Reuters, which first reported the proposal earlier Wednesday, would apply to new type designs as of January 2020 and to in-production airplanes or those with amended type certificates starting in 2028. They would not apply to airplanes currently in use.
Aircraft account for 12% of all U.S. transportation greenhouse gas emissions and 3% of total such U.S. emissions. They are the largest source of transportation-related greenhouse gas emissions not subject to standards.
Wheeler said it was critical the U.S. adopt the standards, because countries could ban U.S.-assembled airplanes if they do not meet ICAO standards.
EPA is expected to finalize the rules next spring. The Federal Aviation Administration will then issue separate rules to enforce the standards.
Some environmentalists argue the ICAO rules and EPA did not go far enough.
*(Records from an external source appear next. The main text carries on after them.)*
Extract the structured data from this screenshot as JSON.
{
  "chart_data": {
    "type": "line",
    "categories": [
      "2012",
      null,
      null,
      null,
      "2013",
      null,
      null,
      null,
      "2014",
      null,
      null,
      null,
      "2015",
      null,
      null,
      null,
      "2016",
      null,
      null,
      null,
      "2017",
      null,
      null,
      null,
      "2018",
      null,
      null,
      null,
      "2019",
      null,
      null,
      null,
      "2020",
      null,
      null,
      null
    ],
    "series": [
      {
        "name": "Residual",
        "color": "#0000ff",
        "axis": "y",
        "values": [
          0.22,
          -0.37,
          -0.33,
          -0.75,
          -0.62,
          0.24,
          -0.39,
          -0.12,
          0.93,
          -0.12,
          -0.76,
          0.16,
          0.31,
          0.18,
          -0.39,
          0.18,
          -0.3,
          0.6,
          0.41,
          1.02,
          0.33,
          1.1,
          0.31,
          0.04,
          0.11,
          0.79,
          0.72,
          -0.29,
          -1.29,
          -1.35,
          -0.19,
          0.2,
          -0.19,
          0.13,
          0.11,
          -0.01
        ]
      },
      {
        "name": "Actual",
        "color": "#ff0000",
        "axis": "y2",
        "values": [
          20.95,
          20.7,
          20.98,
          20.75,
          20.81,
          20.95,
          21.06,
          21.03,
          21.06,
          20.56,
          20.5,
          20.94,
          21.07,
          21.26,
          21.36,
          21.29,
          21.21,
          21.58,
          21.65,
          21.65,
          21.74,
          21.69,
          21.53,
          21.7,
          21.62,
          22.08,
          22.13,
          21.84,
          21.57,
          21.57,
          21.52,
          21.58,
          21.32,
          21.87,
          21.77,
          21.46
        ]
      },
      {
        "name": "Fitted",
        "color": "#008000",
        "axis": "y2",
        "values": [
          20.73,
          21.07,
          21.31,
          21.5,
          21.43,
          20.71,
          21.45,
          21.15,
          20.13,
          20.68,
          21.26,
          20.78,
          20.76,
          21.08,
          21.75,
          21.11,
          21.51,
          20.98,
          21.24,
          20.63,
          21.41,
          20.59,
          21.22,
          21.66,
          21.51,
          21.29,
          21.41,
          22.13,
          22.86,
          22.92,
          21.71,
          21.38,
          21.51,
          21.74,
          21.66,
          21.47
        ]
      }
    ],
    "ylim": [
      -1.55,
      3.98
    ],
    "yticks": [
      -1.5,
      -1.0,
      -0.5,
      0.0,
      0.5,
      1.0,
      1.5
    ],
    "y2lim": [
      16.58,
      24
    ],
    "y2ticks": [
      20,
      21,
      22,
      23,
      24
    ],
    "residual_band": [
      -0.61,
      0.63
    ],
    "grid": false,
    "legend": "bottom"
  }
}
Clare Lakewood, climate legal director at the Center for Biological Diversity, said Wednesday, "this toothless proposal does nothing to meaningfully address the serious problem of airplanes’ planet-warming pollution." She noted EPA was not estimating any emissions reductions as a result of the proposal.
Wheeler said the proposal is based on "where the technology is today ... You can't really set the standard that can't be met."
Boeing said the EPA proposal "is a major step forward for protecting the environment and supporting sustainable growth of commercial aviation and the United States economy."
Airlines for America, a trade group, said the rules will help U.S. airlines "achieve carbon neutral growth in the near term and to cut net carbon emissions in half in 2050 relative to 2005 levels."
Under President Barack Obama, the EPA in 2016 declared aircraft emissions posed a public health danger. In January, environmental groups filed a notice of intent to sue EPA for failing to regulate aircraft emissions.